All the meat went into one pot, the onions went in too, then the 22 garlic cloves, followed by the paprika and tomato paste, then the beef stock went in, followed by the caraway seeds, the marjoram, and the salt and pepper. Now the orange Le Creuset pot filled to the brim with orange (from the paprika and tomato paste)juices and meat will simmer away for the next two and half hours.

We just got to stab the dumpling. After we boiled the dumpling for 13 minutes we pulled it out of the water, and immediately stabbed it three times on both sides of the loaf. It was kinda fun, and no I didn't actually get sent to an anger management class. Now we get to eat!

The pork was wonderful, and when doused in the paprika sauce, which just exploded on our mouths, the pork was absolutely amazing. The dumpling was surprisingly bland, though, like the pork, when covered in plenty of the sauce it was amazingly flavorful. Dad and I were both interested and amazed by this meal. It was a lesson in the power of paprika.
And Dad's apple crisp? Amazing as ever. He has the apple crisp down to a science.

Sunday, November 7, 2010

A Dark November Night

Cy really loves mac' n' cheese. While the rest of our family finds the stuff from the box palatable he loves it. Then, occasionally, Mom will make this excellent, crusted cheesy but not goopy mac' n' cheese. As with most of our other great meals this one comes from the Gourmet cookbooks. Normally Mom will make this mac' n' cheese for us about every three weeks, but it's been a lot longer than that since we feasted on the crunchy cheese and bread crumb topping of this dish. Figures of course, that Cy would be the one to make this dish.
The crust has been mixed together, cheese, bread crumbs, and butter, and the roux that makes up the inside of the mac' n' cheese is being whisked together, red pepper flakes, flour, milk and more butter. Dad is grating more cheese and Cy is stirring the roux. It just started raining hard.
The weather today has been really strange. One moment it's been bright and sunny,the next it's pouring down rain. We were at a birthday party earlier today. It was bright and sunny and a lot of people were on the back deck outside. Then suddenly everyone came rushing in. It was pouring rain. Hey! It stopped raining!

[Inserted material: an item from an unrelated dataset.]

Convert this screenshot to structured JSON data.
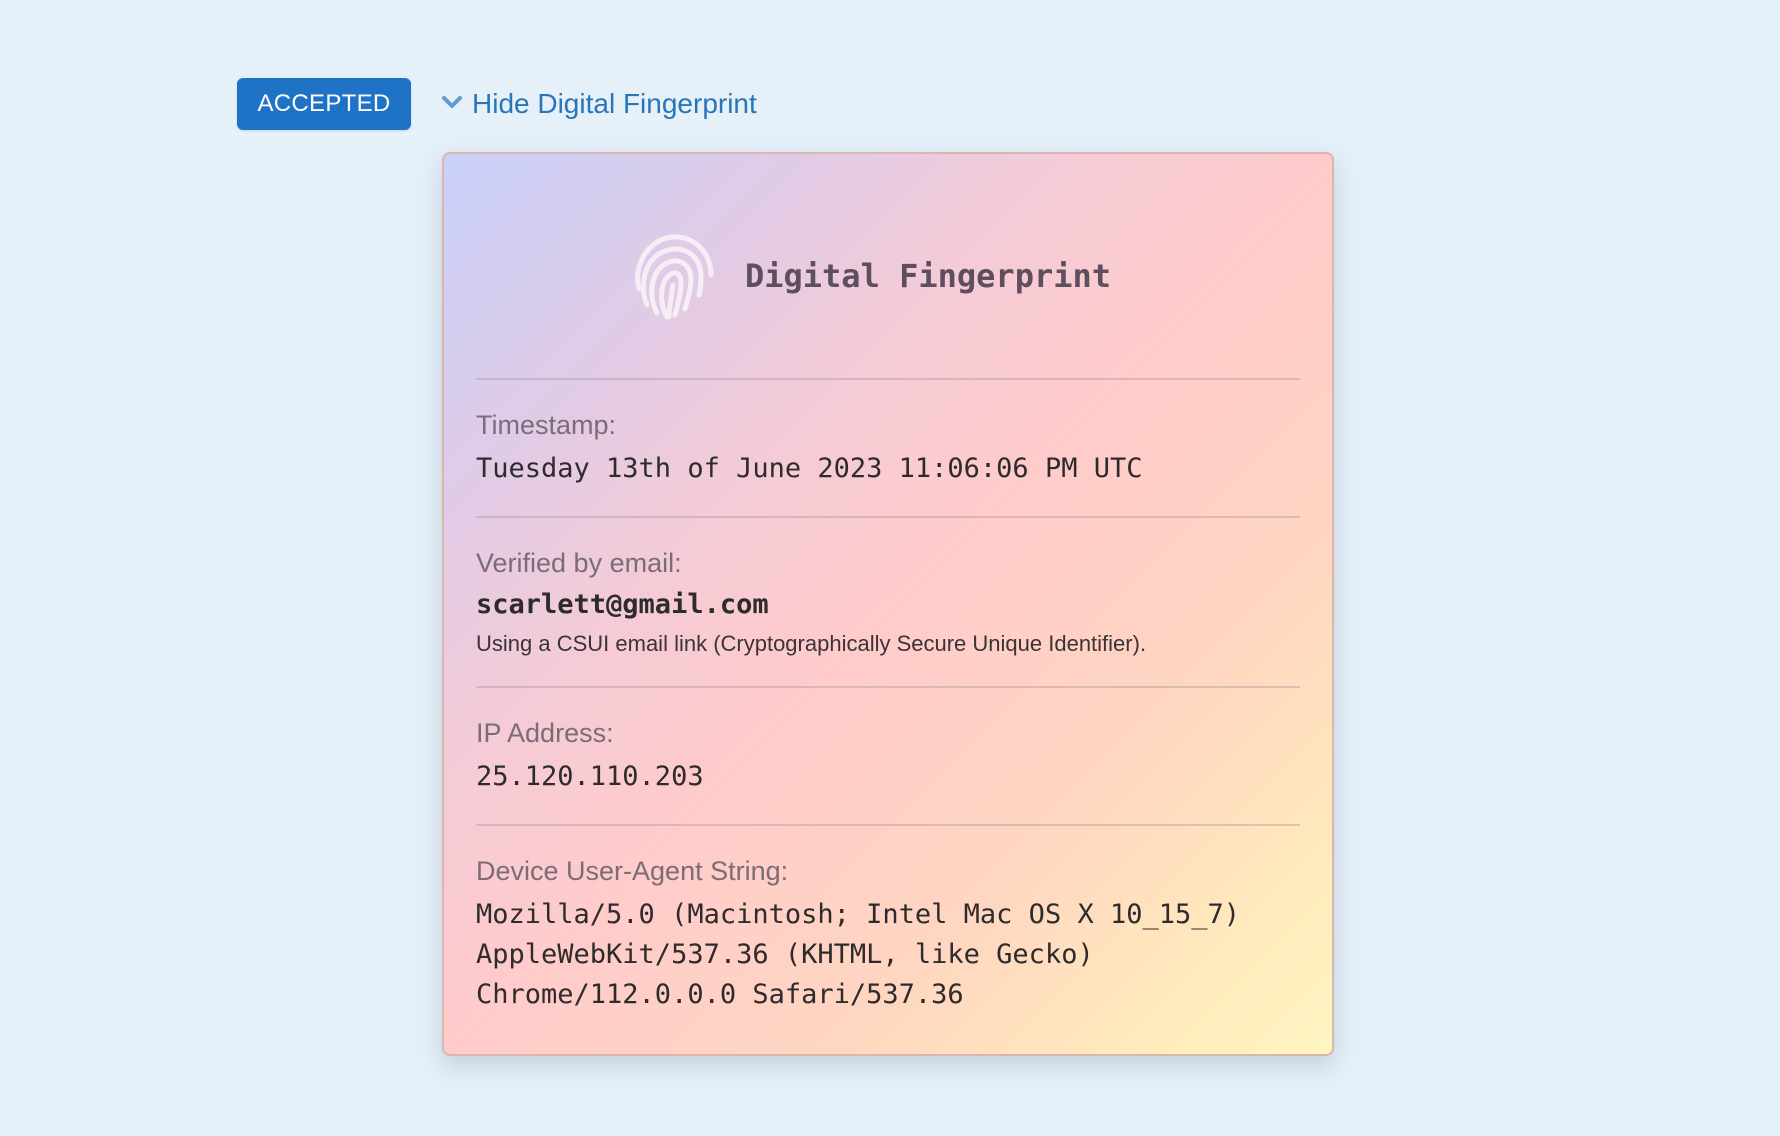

The pasta, roux and crust (not to mention all the butter) have been incorporated in the baking dish and have been sent into the oven for half an hour.

The macaroni and cheese is out of the oven our guest is here and the collard greens are just finished up. We eat!

That was a good dinner. Until now I didn't know that the recipe called for red pepper flakes and Mom didn't put them in, Dad has whipped some cream to go with the loaf cake and the berries that Friend Ben brought. Cy practices his trumpet.
The cake was very good, and with the splash of whip cream and the berries it was a taste of summer on a dark November night.